In the early 1970’s it was shown that conjugating fatty acids to bovine serum albumin changed the immune response from humoral to a mainly delayed type hypersensitivity response. Subsequently, it was shown that dipalmitoyl-peptide conjugates in combination with Freund’s complete adjuvant were able to induce antibodies and cytolytic T cells (CTL) and lipopeptides were used.107 The major priority to improve the transmembrane absorption of poorly-absorbed compounds was to impart them with increased membrane-like character, by conjugation to lipidic amino acids and their oligomers. However, the resultant underivatised hydrophobic conjugates were often poorly soluble in water. The problem of maintaining the balance between the lipophilic and hydrophilic properties of the conjugates was addressed by modifying the lipidic amino acids themselves and secondly by conjugating the lipidic amino acids with hydrophilic molecules.108 Lipoamino acid conjugated peptides and lipopeptides have been discussed in detail in section 1.5.

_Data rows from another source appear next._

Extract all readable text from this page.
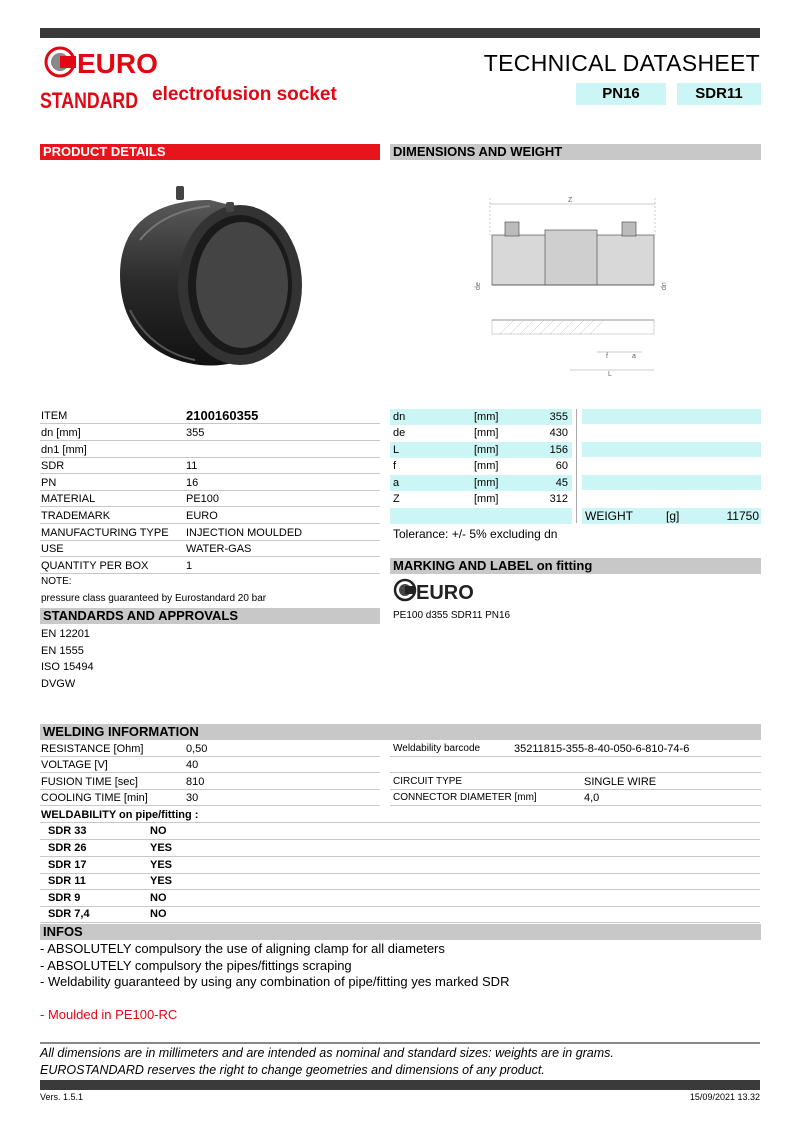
EURO
STANDARD electrofusion socket
TECHNICAL DATASHEET
PN16	SDR11
PRODUCT DETAILS	DIMENSIONS AND WEIGHT
Z
de	dn
f	a
L
ITEM	2100160355
dn [mm]	355
dn1 [mm]
SDR	11
PN	16
MATERIAL	PE100
TRADEMARK	EURO
MANUFACTURING TYPE INJECTION MOULDED
USE	WATER-GAS
QUANTITY PER BOX	1
NOTE:
pressure class guaranteed by Eurostandard 20 bar
STANDARDS AND APPROVALS
EN 12201
EN 1555
ISO 15494
DVGW
dn	[mm]	355
de	[mm]	430
L	[mm]	156
f	[mm]	60
a	[mm]	45
Z	[mm]	312
WEIGHT	[g]	11750
Tolerance: +/- 5% excluding dn
MARKING AND LABEL on fitting
EURO
PE100 d355 SDR11 PN16
WELDING INFORMATION
RESISTANCE [Ohm]	0,50
VOLTAGE [V]	40
FUSION TIME [sec]	810
COOLING TIME [min]	30
Weldability barcode	35211815-355-8-40-050-6-810-74-6
CIRCUIT TYPE	SINGLE WIRE
CONNECTOR DIAMETER [mm]	4,0
WELDABILITY on pipe/fitting :
SDR 33	NO
SDR 26	YES
SDR 17	YES
SDR 11	YES
SDR 9	NO
SDR 7,4	NO
INFOS
- ABSOLUTELY compulsory the use of aligning clamp for all diameters
- ABSOLUTELY compulsory the pipes/fittings scraping
- Weldability guaranteed by using any combination of pipe/fitting yes marked SDR
- Moulded in PE100-RC
All dimensions are in millimeters and are intended as nominal and standard sizes: weights are in grams.
EUROSTANDARD reserves the right to change geometries and dimensions of any product.
Vers. 1.5.1	15/09/2021 13.32
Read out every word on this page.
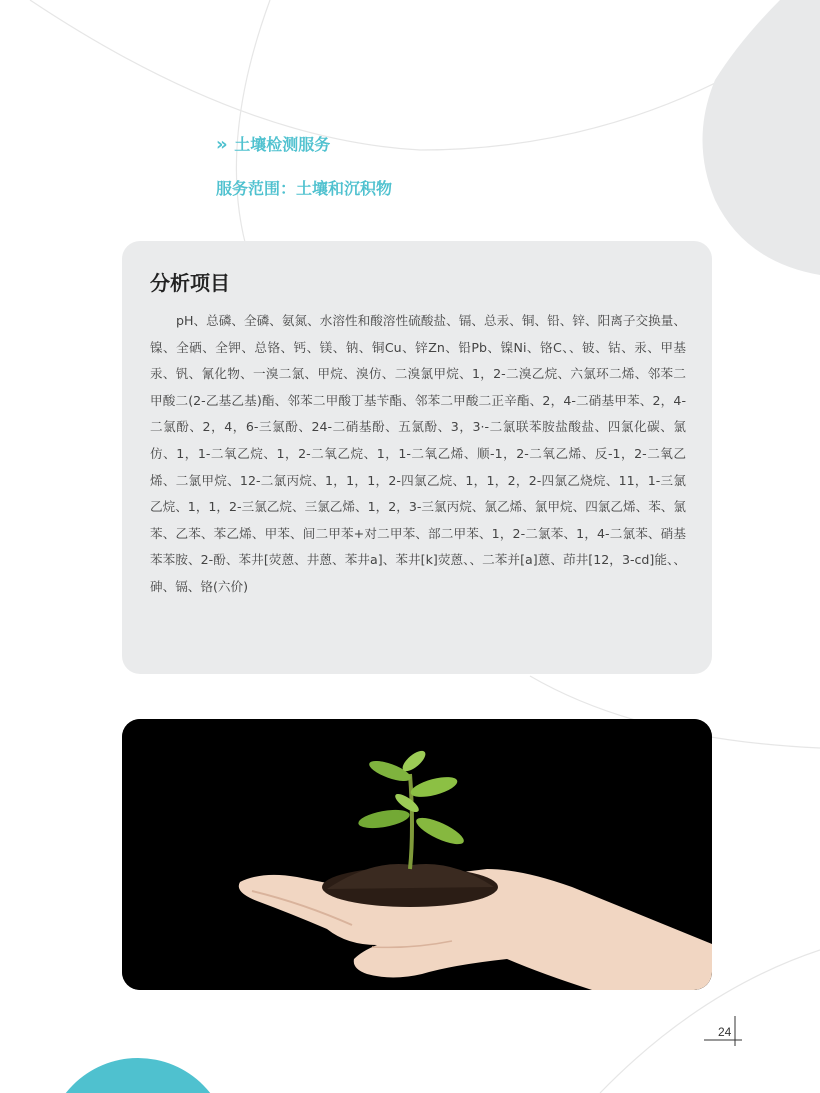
» 土壤检测服务
服务范围：土壤和沉积物
分析项目

pH、总磷、全磷、氨氮、水溶性和酸溶性硫酸盐、镉、总汞、铜、铅、锌、阳离子交换量、镍、全硒、全钾、总铬、钙、镁、钠、铜Cu、锌Zn、铅Pb、镍Ni、铬C、、铍、钴、汞、甲基汞、钒、氰化物、一溴二氯、甲烷、溴仿、二溴氯甲烷、1，2-二溴乙烷、六氯环二烯、邻苯二甲酸二(2-乙基乙基)酯、邻苯二甲酸丁基苄酯、邻苯二甲酸二正辛酯、2，4-二硝基甲苯、2，4-二氯酚、2，4，6-三氯酚、24-二硝基酚、五氯酚、3，3·-二氯联苯胺盐酸盐、四氯化碳、氯仿、1，1-二氧乙烷、1，2-二氧乙烷、1，1-二氧乙烯、顺-1，2-二氧乙烯、反-1，2-二氧乙烯、二氯甲烷、12-二氯丙烷、1，1，1，2-四氯乙烷、1，1，2，2-四氯乙烧烷、11，1-三氯乙烷、1，1，2-三氯乙烷、三氯乙烯、1，2，3-三氯丙烷、氯乙烯、氯甲烷、四氯乙烯、苯、氯苯、乙苯、苯乙烯、甲苯、间二甲苯+对二甲苯、部二甲苯、1，2-二氯苯、1，4-二氯苯、硝基苯苯胺、2-酚、苯井[荧蒽、井蒽、苯井a]、苯井[k]荧蒽、、二苯并[a]蒽、茚井[12，3-cd]能、、砷、镉、铬(六价)

24
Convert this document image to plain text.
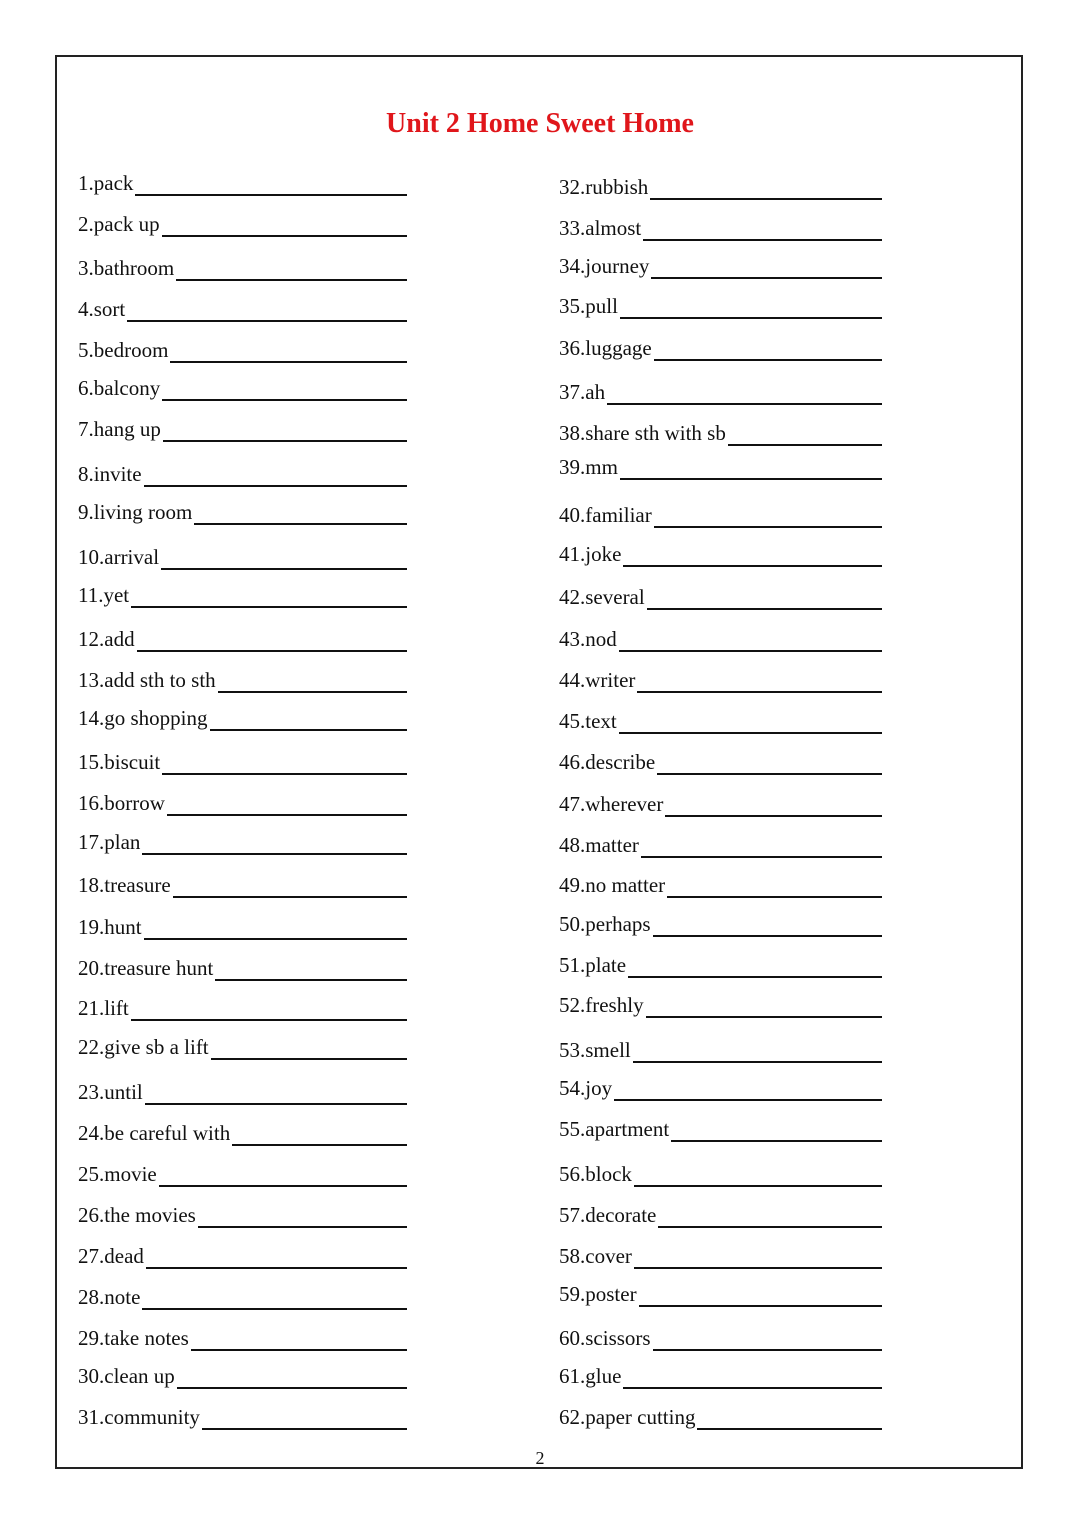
Unit 2 Home Sweet Home
1.pack
2.pack up
3.bathroom
4.sort
5.bedroom
6.balcony
7.hang up
8.invite
9.living room
10.arrival
11.yet
12.add
13.add sth to sth
14.go shopping
15.biscuit
16.borrow
17.plan
18.treasure
19.hunt
20.treasure hunt
21.lift
22.give sb a lift
23.until
24.be careful with
25.movie
26.the movies
27.dead
28.note
29.take notes
30.clean up
31.community
32.rubbish
33.almost
34.journey
35.pull
36.luggage
37.ah
38.share sth with sb
39.mm
40.familiar
41.joke
42.several
43.nod
44.writer
45.text
46.describe
47.wherever
48.matter
49.no matter
50.perhaps
51.plate
52.freshly
53.smell
54.joy
55.apartment
56.block
57.decorate
58.cover
59.poster
60.scissors
61.glue
62.paper cutting
2
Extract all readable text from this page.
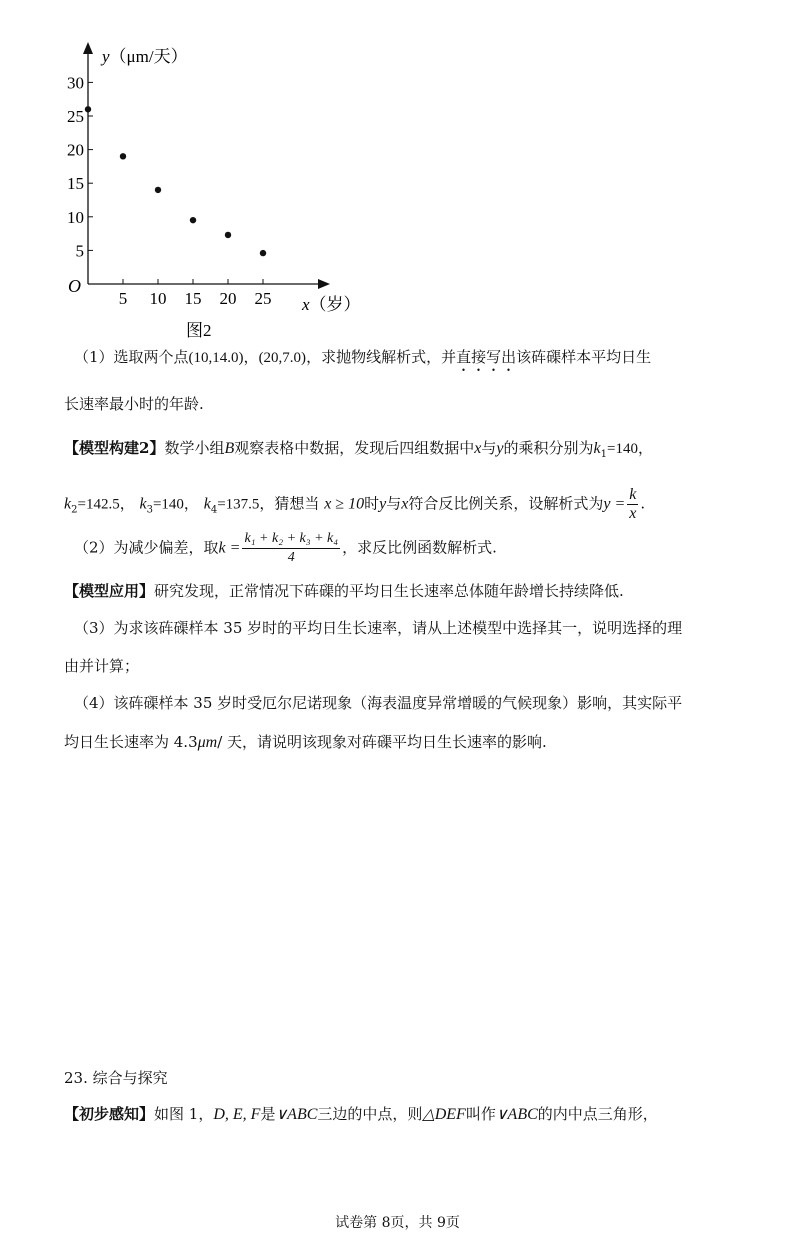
5 10 15 20 25
5
10
15
20
25
30
O
y（μm/天）
x（岁）
图2
（1）选取两个点(10,14.0)，(20,7.0)，求抛物线解析式，并直接写出该砗磲样本平均日生
长速率最小时的年龄.
【模型构建2】数学小组B观察表格中数据，发现后四组数据中x与y的乘积分别为$k_1=140$，
$k_2=142.5$， $k_3=140$， $k_4=137.5$，猜想当 x ≥ 10时y与x符合反比例关系，设解析式为$y = \frac{k}{x}$ .
（2）为减少偏差，取$k = \frac{\text{k₁ + k₂ + k₃ + k₄}}{4}$ ，求反比例函数解析式.
【模型应用】研究发现，正常情况下砗磲的平均日生长速率总体随年龄增长持续降低.
（3）为求该砗磲样本 35 岁时的平均日生长速率，请从上述模型中选择其一，说明选择的理
由并计算；
（4）该砗磲样本 35 岁时受厄尔尼诺现象（海表温度异常增暖的气候现象）影响，其实际平
均日生长速率为 4.3μm/ 天，请说明该现象对砗磲平均日生长速率的影响.
23. 综合与探究
【初步感知】如图 1，D, E, F是∨ABC三边的中点，则△DEF叫作∨ABC的内中点三角形，
试卷第 8页，共 9页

1.3.2.4 Effect of hydration
The state of hydration of the stratum corneum may influence the percutaneous absorption of a drug. The stratum corneum water content at normal relative humidity is between 15 and 20% of dry weight. Increased water content results in increased elasticity and permeability of the stratum corneum, whereas reducing water content will lead to opposite effect.110 One of the proposed mechanisms for the increase in transport of the drug is by water being absorbed into the stratum corneum where it acts as a plasticiser in its bound state (Figure 1.5). Other studies suggest that the stratum corneum not only swells, but also develops multiple folds, resulting in a 37%
increase in surface area.110 Increase in water content of the stratum corneum is associated with a decrease in lipid/protein phase transition temperature indicating lipid disruption and protein denaturation.111 Hydration does not always increase permeation and in case of molecules with strong lipophilic character there was no effect on the absorption rate.